Summer's Nostalgia Factor

by Zanthe Taylor
Updated: 
Originally Published: 
Three kids playing at a public pool as a Summer's Nostalgia Factor

Summer is the most nostalgic season. You can take all your White Christmases, football-and-turkey-stuffed Thanksgivings, birthday candle blowouts and anniversary bouquets and roll them into one enormous, gift-wrapped package, and it would still have a mere fraction of the nostalgic magic of summer. The combination of the year’s best weather and freedom from school schedules makes summer the most delirious, irrepressible, gorgeously emotional season of the year.

As the stay-at-home parent of school-age children, I get to revisit this trove of summertime emotions every year with an intensity that almost matches how I felt about summer as a child.

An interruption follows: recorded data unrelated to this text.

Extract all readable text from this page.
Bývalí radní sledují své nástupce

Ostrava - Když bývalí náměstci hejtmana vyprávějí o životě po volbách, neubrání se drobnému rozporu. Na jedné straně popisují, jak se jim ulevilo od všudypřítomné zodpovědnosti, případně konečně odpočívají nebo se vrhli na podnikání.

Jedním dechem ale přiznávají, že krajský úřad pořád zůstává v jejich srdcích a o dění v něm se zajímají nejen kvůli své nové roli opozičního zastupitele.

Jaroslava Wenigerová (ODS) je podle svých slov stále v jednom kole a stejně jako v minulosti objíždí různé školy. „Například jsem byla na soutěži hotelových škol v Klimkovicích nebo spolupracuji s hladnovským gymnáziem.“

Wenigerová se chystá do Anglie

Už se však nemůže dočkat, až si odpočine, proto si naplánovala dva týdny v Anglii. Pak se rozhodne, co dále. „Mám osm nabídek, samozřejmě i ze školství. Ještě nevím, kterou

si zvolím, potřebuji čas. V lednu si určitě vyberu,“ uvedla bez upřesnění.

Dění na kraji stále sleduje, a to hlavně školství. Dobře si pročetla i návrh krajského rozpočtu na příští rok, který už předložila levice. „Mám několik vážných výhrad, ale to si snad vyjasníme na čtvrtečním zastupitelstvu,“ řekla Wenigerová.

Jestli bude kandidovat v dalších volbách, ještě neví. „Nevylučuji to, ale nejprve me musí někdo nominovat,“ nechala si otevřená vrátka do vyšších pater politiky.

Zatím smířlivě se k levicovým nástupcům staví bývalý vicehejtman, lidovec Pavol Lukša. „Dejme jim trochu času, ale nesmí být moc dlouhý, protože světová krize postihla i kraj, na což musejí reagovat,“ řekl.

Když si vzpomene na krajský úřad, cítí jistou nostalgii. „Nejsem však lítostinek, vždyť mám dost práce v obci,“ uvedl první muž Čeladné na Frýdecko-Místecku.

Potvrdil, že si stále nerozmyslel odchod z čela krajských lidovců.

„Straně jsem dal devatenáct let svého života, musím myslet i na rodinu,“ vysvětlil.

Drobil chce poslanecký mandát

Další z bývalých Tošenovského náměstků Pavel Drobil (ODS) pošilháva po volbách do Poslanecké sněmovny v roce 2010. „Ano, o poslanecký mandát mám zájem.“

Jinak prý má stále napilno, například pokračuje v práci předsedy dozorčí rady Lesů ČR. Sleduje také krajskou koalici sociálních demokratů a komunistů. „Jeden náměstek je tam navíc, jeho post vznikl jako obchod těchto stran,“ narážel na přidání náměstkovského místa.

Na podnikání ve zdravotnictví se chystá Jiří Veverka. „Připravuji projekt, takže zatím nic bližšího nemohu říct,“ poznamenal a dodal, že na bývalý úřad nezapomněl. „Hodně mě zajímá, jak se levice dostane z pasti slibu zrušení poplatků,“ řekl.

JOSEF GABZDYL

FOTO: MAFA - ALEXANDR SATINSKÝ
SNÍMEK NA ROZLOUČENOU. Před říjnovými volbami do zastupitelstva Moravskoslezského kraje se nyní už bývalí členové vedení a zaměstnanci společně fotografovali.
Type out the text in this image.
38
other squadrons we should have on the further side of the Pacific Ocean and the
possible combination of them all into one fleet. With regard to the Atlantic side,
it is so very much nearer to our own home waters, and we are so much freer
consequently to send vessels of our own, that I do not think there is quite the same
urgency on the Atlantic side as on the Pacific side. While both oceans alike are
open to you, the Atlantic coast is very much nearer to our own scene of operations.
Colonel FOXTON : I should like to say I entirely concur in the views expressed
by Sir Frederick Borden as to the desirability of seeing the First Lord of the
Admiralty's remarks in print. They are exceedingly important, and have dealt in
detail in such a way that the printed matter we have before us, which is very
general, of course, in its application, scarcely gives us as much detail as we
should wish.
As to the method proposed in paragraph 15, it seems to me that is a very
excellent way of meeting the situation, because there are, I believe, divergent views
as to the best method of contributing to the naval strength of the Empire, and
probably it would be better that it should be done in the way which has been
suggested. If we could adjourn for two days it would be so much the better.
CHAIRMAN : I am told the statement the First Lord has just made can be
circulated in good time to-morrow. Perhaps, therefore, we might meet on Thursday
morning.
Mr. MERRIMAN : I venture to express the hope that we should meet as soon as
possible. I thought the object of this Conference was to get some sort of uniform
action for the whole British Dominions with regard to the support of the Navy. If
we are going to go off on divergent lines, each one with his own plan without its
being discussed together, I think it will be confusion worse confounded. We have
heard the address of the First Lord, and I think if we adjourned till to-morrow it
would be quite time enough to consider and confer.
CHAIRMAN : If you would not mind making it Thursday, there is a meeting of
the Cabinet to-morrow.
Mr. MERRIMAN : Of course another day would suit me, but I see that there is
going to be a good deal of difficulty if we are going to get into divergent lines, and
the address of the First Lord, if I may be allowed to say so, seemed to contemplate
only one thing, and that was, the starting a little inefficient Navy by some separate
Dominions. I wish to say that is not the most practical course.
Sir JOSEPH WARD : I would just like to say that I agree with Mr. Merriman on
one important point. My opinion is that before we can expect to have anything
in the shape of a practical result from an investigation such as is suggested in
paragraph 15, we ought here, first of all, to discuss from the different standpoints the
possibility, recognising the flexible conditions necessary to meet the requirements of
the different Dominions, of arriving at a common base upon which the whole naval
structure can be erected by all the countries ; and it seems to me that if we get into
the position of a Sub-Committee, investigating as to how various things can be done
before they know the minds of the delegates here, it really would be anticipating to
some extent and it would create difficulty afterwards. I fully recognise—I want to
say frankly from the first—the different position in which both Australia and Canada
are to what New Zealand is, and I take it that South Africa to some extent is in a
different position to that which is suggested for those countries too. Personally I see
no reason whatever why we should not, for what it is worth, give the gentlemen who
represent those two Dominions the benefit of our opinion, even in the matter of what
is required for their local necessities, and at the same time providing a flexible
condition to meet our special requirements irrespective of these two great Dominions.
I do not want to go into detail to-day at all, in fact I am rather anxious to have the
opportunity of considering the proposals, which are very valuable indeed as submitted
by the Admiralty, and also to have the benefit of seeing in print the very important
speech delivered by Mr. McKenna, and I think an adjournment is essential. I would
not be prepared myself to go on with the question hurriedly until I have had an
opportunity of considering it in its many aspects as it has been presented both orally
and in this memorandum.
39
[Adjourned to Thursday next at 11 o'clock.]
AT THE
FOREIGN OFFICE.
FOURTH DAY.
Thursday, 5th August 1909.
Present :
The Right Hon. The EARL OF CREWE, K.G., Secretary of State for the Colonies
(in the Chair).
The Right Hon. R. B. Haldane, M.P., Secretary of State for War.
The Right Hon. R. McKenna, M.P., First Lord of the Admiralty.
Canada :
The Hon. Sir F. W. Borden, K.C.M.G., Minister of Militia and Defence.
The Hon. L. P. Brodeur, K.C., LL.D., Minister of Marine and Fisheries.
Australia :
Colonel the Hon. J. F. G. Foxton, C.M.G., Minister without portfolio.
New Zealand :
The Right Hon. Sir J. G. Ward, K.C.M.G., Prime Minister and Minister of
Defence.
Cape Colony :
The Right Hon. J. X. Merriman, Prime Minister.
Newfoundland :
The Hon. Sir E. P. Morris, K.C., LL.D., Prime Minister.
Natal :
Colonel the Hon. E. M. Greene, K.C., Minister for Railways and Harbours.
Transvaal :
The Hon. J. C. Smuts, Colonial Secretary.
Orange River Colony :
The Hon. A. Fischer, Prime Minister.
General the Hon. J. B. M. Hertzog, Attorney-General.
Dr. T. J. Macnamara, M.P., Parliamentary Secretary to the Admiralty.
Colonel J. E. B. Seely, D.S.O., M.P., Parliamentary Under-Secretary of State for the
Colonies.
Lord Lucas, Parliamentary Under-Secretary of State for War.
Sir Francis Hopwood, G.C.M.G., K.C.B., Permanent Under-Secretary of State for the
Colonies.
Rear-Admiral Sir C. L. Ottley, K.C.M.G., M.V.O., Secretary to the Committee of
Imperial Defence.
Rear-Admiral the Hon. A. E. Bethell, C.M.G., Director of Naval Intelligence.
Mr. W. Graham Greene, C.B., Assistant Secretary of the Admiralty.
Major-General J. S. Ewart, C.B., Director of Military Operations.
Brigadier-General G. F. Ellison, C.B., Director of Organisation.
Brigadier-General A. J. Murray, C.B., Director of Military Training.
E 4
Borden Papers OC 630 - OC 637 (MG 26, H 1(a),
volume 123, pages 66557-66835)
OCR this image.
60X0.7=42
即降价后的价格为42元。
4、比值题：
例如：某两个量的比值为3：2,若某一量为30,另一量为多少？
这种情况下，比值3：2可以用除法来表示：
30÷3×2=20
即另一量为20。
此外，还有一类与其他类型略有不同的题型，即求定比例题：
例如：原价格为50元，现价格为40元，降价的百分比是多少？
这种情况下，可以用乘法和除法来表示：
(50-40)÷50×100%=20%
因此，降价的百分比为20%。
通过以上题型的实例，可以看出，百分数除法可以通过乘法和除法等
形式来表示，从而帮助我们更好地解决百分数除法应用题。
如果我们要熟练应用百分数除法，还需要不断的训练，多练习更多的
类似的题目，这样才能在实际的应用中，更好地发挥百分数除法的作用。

When my children were younger, my summers were not particularly fun—school provided essential structure for them and much-needed free time for me; without those two things, summer was a dangerous void, like a family weekend with no plans that stretched on for three long months. I’d guess we city dwellers, lacking even the built-in release valve of sending our children out to play in the yard, feel this especially keenly.

But now that I have older kids, who don’t need my constant attention, are happy to attend camp, and can play in a pool for hours, summers have regained the gorgeous glow I remember. Unlike other seasons, summer is poignant to its very core; even as it begins, we are all too aware that it will end. Summer romances, summer tans, summer camp—everything we accomplish or enjoy in summer is by definition impermanent, has a tearful ending built in as a precondition of its existence. And summer’s ephemerality makes it so much lovelier while it lasts.

© Courtesy Zanthe Taylor

Summer memories and experiences are somehow more individual, more definitive than what we do at other times of the year. Released from the lockstep of sports schedules and academic deadlines, sometimes liberated even from our usual homes and pathways, summers allow us to explore and broaden, to imagine ourselves in chrysalis form, to remake our identities. New Year’s resolutions were nothing compared to the resolutions I once made in July and August about how to be different and better come the new school year. Snipped from all the usual strings and expectations, I spent summers floating blissfully between all the potential selves I could imagine or become. I was free in every sense, even from myself.

Summers were identity-defining for people my age: Were you a camp kid? A pool lifeguard? Did you hang out with your friends at the lake, the drive-in, the beach? Did you do summer stock, or hike the Grand Teton? Even summer jobs had a kind of glamour that regular ones lacked: You could try on a semblance of adult life without worrying about it as a career path. I wonder whether or not the pressure to accomplish something tangible—or at least look like you did—will eventually ruin summers for our children. Will summer still evoke nostalgia if you spent it interning at an investment bank or hunched over a Bunsen burner?

Many parents my age bemoan the competitive culture we’ve created, and it seems cruelest in summers if kids craft resumes instead of lanyards, attend summer school instead of daydreaming, work in air-conditioned offices instead of being a camp counselor. I devoutly hope we parents, in this faster-paced, overachieving age, can let summers remain a space for exploration, freedom, laziness and, most of all, for creating the precious, fragile memories that will float with our kids for the rest of their lives.